Sejauh ini, klub-klub Liga 1 atau liga di bawahnya belum menerima informasi terkait tambahan agenda kompetisi pendamping seperti Piala FA di Inggris atau layaknya Piala Indonesia beberapa tahun lalu. Ini artinya, selama kurang lebih tujuh bulan itu tim-tim Liga 1 hanya berfokus di liga.
Sejak 2013 lalu, liga di Indonesia berganti format sebanyak dua kali. Musim 2013, Indonesia Super League (ISL) diikuti 18 tim dengan format satu wilayah dan digelar mulai 5 Januari hingga 7 September atau sekitar delapan bulan. Sementara setahun setelahnya, ISL 2014 diadakan dengan format dua wilayah sejak Februari hingga November, dengan kata lain sembilan bulan.
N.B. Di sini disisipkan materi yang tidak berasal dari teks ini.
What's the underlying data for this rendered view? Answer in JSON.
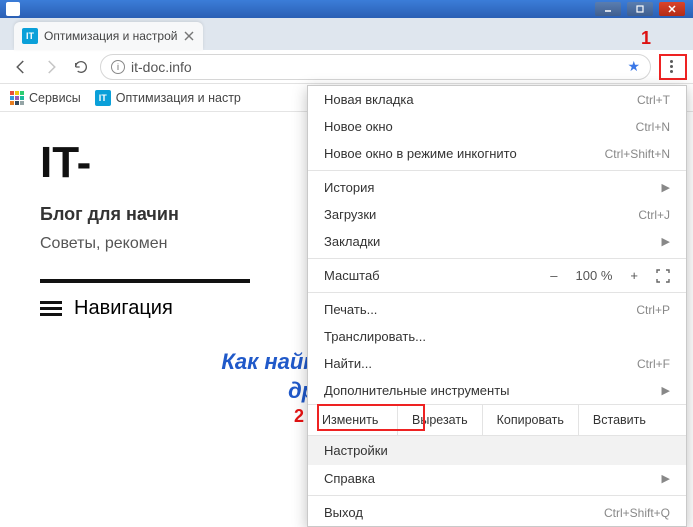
{
  "window_controls": {
    "min": "–",
    "max": "◻",
    "close": "✕"
  },
  "tab": {
    "favicon_text": "IT",
    "title": "Оптимизация и настрой"
  },
  "addr": {
    "url": "it-doc.info"
  },
  "bookmarks": {
    "apps": "Сервисы",
    "item1_favicon": "IT",
    "item1": "Оптимизация и настр"
  },
  "page": {
    "title": "IT-",
    "subtitle": "Блог для начин",
    "tagline": "Советы, рекомен",
    "nav": "Навигация",
    "article": "Как найти и установи\nдрайвера?"
  },
  "menu": {
    "new_tab": "Новая вкладка",
    "new_tab_sc": "Ctrl+T",
    "new_window": "Новое окно",
    "new_window_sc": "Ctrl+N",
    "incognito": "Новое окно в режиме инкогнито",
    "incognito_sc": "Ctrl+Shift+N",
    "history": "История",
    "downloads": "Загрузки",
    "downloads_sc": "Ctrl+J",
    "bookmarks": "Закладки",
    "zoom_label": "Масштаб",
    "zoom_minus": "–",
    "zoom_value": "100 %",
    "zoom_plus": "+",
    "print": "Печать...",
    "print_sc": "Ctrl+P",
    "cast": "Транслировать...",
    "find": "Найти...",
    "find_sc": "Ctrl+F",
    "tools": "Дополнительные инструменты",
    "edit_label": "Изменить",
    "cut": "Вырезать",
    "copy": "Копировать",
    "paste": "Вставить",
    "settings": "Настройки",
    "help": "Справка",
    "exit": "Выход",
    "exit_sc": "Ctrl+Shift+Q"
  },
  "annotations": {
    "one": "1",
    "two": "2"
  }
}
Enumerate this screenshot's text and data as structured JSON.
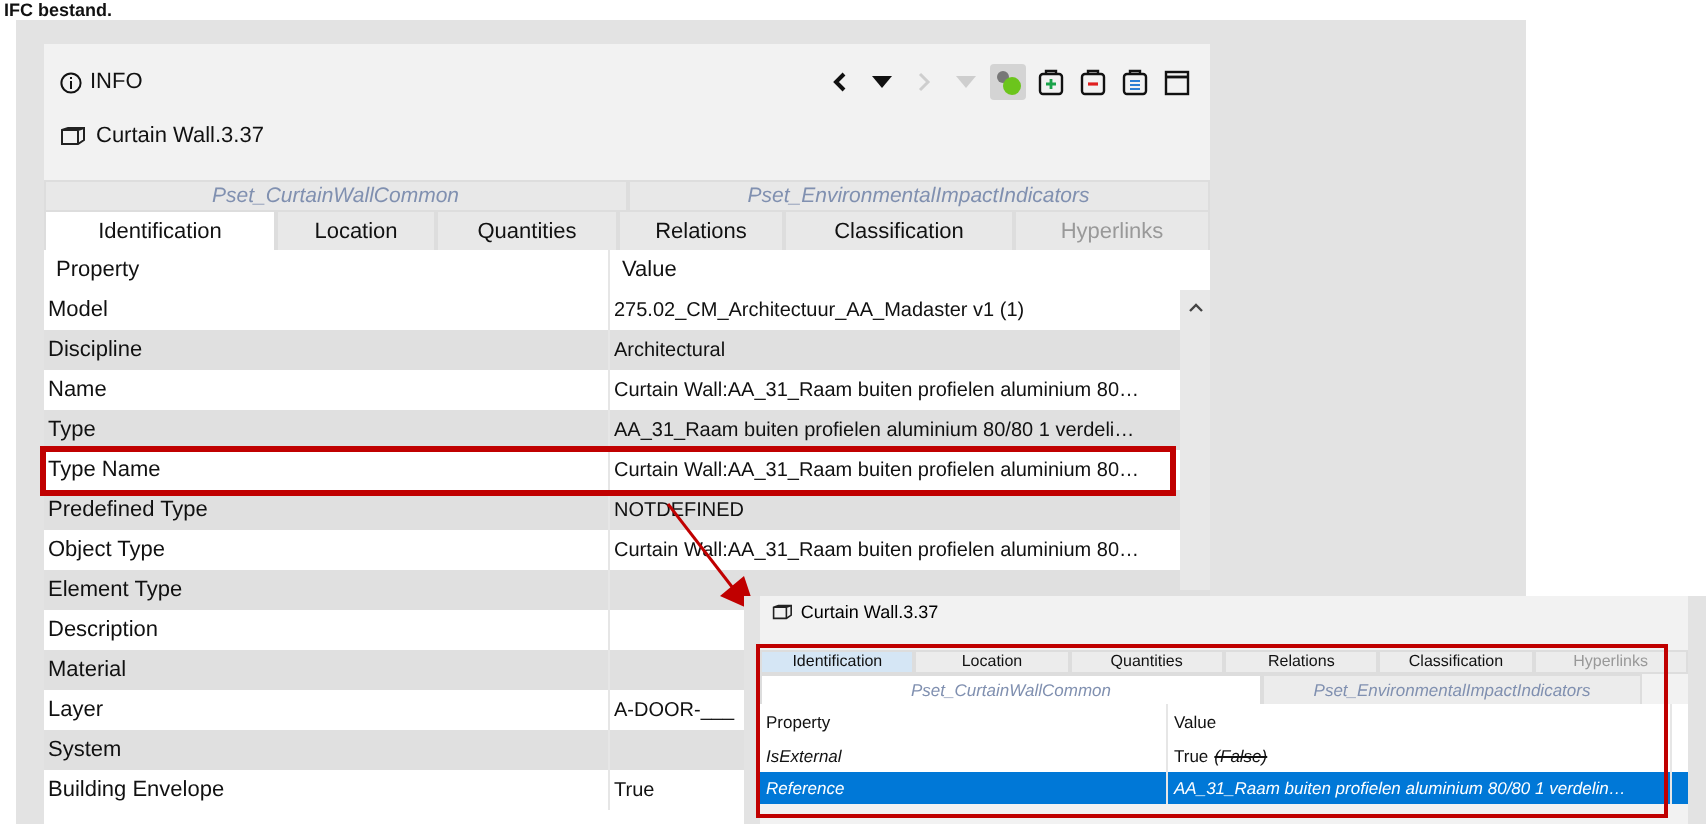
{
  "heading": "IFC bestand.",
  "panel": {
    "title": "INFO",
    "object": "Curtain Wall.3.37",
    "toolbar": [
      {
        "kind": "back",
        "disabled": false,
        "selected": false
      },
      {
        "kind": "dropdown",
        "disabled": false,
        "selected": false
      },
      {
        "kind": "forward",
        "disabled": true,
        "selected": false
      },
      {
        "kind": "dropdown",
        "disabled": true,
        "selected": false
      },
      {
        "kind": "objects",
        "disabled": false,
        "selected": true
      },
      {
        "kind": "add",
        "disabled": false,
        "selected": false
      },
      {
        "kind": "remove",
        "disabled": false,
        "selected": false
      },
      {
        "kind": "list",
        "disabled": false,
        "selected": false
      },
      {
        "kind": "window",
        "disabled": false,
        "selected": false
      }
    ],
    "pset_tabs": [
      {
        "label": "Pset_CurtainWallCommon",
        "selected": false
      },
      {
        "label": "Pset_EnvironmentalImpactIndicators",
        "selected": false
      }
    ],
    "tabs": [
      {
        "label": "Identification",
        "selected": true,
        "disabled": false
      },
      {
        "label": "Location",
        "selected": false,
        "disabled": false
      },
      {
        "label": "Quantities",
        "selected": false,
        "disabled": false
      },
      {
        "label": "Relations",
        "selected": false,
        "disabled": false
      },
      {
        "label": "Classification",
        "selected": false,
        "disabled": false
      },
      {
        "label": "Hyperlinks",
        "selected": false,
        "disabled": true
      }
    ],
    "columns": [
      "Property",
      "Value"
    ],
    "rows": [
      {
        "property": "Model",
        "value": "275.02_CM_Architectuur_AA_Madaster v1 (1)",
        "highlighted": false
      },
      {
        "property": "Discipline",
        "value": "Architectural",
        "highlighted": false
      },
      {
        "property": "Name",
        "value": "Curtain Wall:AA_31_Raam buiten profielen aluminium 80…",
        "highlighted": false
      },
      {
        "property": "Type",
        "value": "AA_31_Raam buiten profielen aluminium 80/80 1 verdeli…",
        "highlighted": false
      },
      {
        "property": "Type Name",
        "value": "Curtain Wall:AA_31_Raam buiten profielen aluminium 80…",
        "highlighted": true
      },
      {
        "property": "Predefined Type",
        "value": "NOTDEFINED",
        "highlighted": false
      },
      {
        "property": "Object Type",
        "value": "Curtain Wall:AA_31_Raam buiten profielen aluminium 80…",
        "highlighted": false
      },
      {
        "property": "Element Type",
        "value": "",
        "highlighted": false
      },
      {
        "property": "Description",
        "value": "",
        "highlighted": false
      },
      {
        "property": "Material",
        "value": "",
        "highlighted": false
      },
      {
        "property": "Layer",
        "value": "A-DOOR-___",
        "highlighted": false
      },
      {
        "property": "System",
        "value": "",
        "highlighted": false
      },
      {
        "property": "Building Envelope",
        "value": "True",
        "highlighted": false
      }
    ]
  },
  "inset": {
    "object": "Curtain Wall.3.37",
    "tabs": [
      {
        "label": "Identification",
        "selected": true,
        "disabled": false
      },
      {
        "label": "Location",
        "selected": false,
        "disabled": false
      },
      {
        "label": "Quantities",
        "selected": false,
        "disabled": false
      },
      {
        "label": "Relations",
        "selected": false,
        "disabled": false
      },
      {
        "label": "Classification",
        "selected": false,
        "disabled": false
      },
      {
        "label": "Hyperlinks",
        "selected": false,
        "disabled": true
      }
    ],
    "pset_tabs": [
      {
        "label": "Pset_CurtainWallCommon",
        "selected": true
      },
      {
        "label": "Pset_EnvironmentalImpactIndicators",
        "selected": false
      }
    ],
    "columns": [
      "Property",
      "Value"
    ],
    "rows": [
      {
        "property": "IsExternal",
        "value": "True",
        "previous": "(False)",
        "selected": false
      },
      {
        "property": "Reference",
        "value": "AA_31_Raam buiten profielen aluminium 80/80 1 verdelin…",
        "previous": "",
        "selected": true
      }
    ]
  }
}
Merujuk dari dua pengalaman tersebut dan kini di Liga 1, untuk menjalankan semusim liga dengan format satu wilayah ditambah kompetisi pendamping, diperlukan sekiranya delapan bulan, jika tak banyak penundaan. Pasalnya, Liga Primer saja yang setiap tim berpeluang tampil di empat ajang berbeda, berlangsung selama sembilan bulan.
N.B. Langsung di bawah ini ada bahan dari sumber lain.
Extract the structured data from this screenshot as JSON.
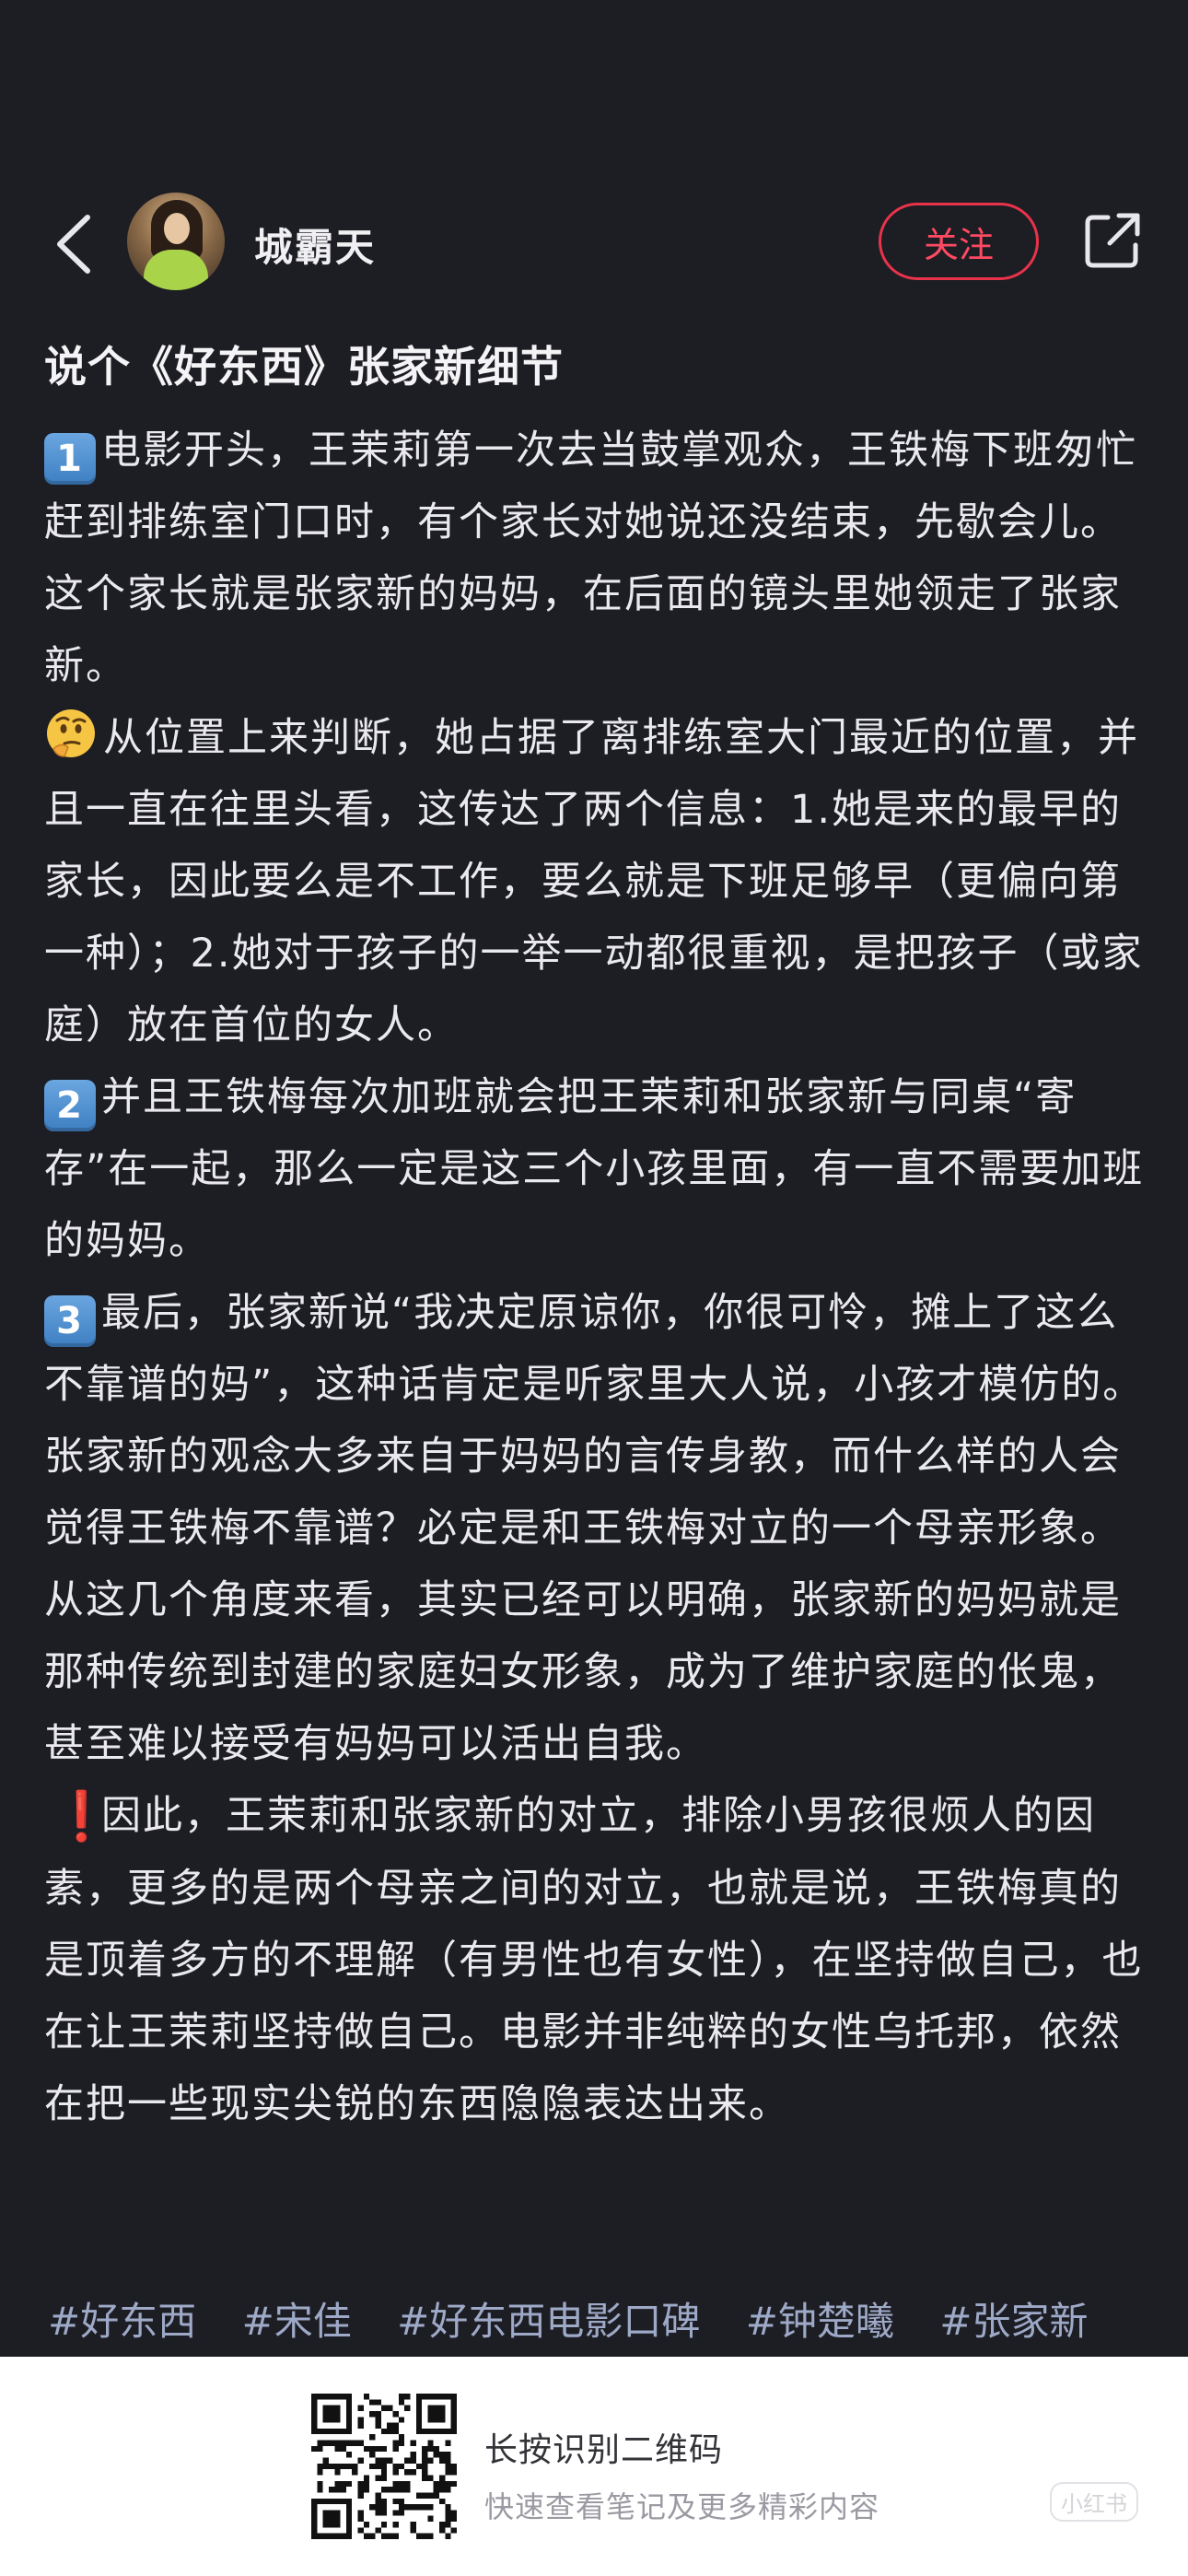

Musim depan, dengan bakal berlangsungnya agenda timnas yakni Piala AFF 2018 di akhir tahun, periode liga mulai dari April hingga November bakal kembali jadi pro dan kontra. Pasalnya, masa persiapan bakal berlangsung sangat minim dan jika mengambil metode seperti tahun 2016, berpotensi kembali jadi polemik.
Jelang Piala AFF 2016, skuat Garuda dibatasi hanya boleh memanggil dua pemain pada masing-masing klub peserta Torabika Soccer Championship (TSC) A mengingat kompetisi pengisi kevakuman liga itu masih terus berlangsung. Bentrok agenda antara klub dan timnas tahun depan bukan hanya wajib dihindari, tapi juga dicarikan solusi agar masa persiapan bisa berlangsung lebih lama.
Salah satu penyelesaiannya bisa jadi dengan menggelar Liga 1 musim 2018 sebulan lebih cepat atau pada Maret, seperti draf awal musim ini. Artinya, jika berjalan sesuai rencana, bakal berakhir di Oktober 2018 dan memberikan lebih banyak waktu untuk pelatih timnas Indonesia meracik tim jelang Piala AFF 2018. Selain itu, Maret dipilih agar para pemain mendapat waktu liburan yang layak dan bagi tim yang mengikuti kompetisi regional, bisa mengisi pramusim dengan ajang kualifikasi bagi zona Asean.
Karena dimulai pada Maret, tengah kompetisi sekaligus bursa transfer kedua bisa dilangsungkan pada Juni-Juli atau tak jauh berbeda dengan awal musim liga-liga top Eropa. Selain itu periode tersebut juga tak banyak jadwal kompetisi antarklub Asia mengingat sedang berlangsungnya Piala Dunia 2018 di Rusia.
Menilik pada data-data di atas dan kepentingan untuk tim nasional Indonesia, periode Maret-Oktober tampak jadi yang paling ideal untuk menggelar Liga 1 musim depan.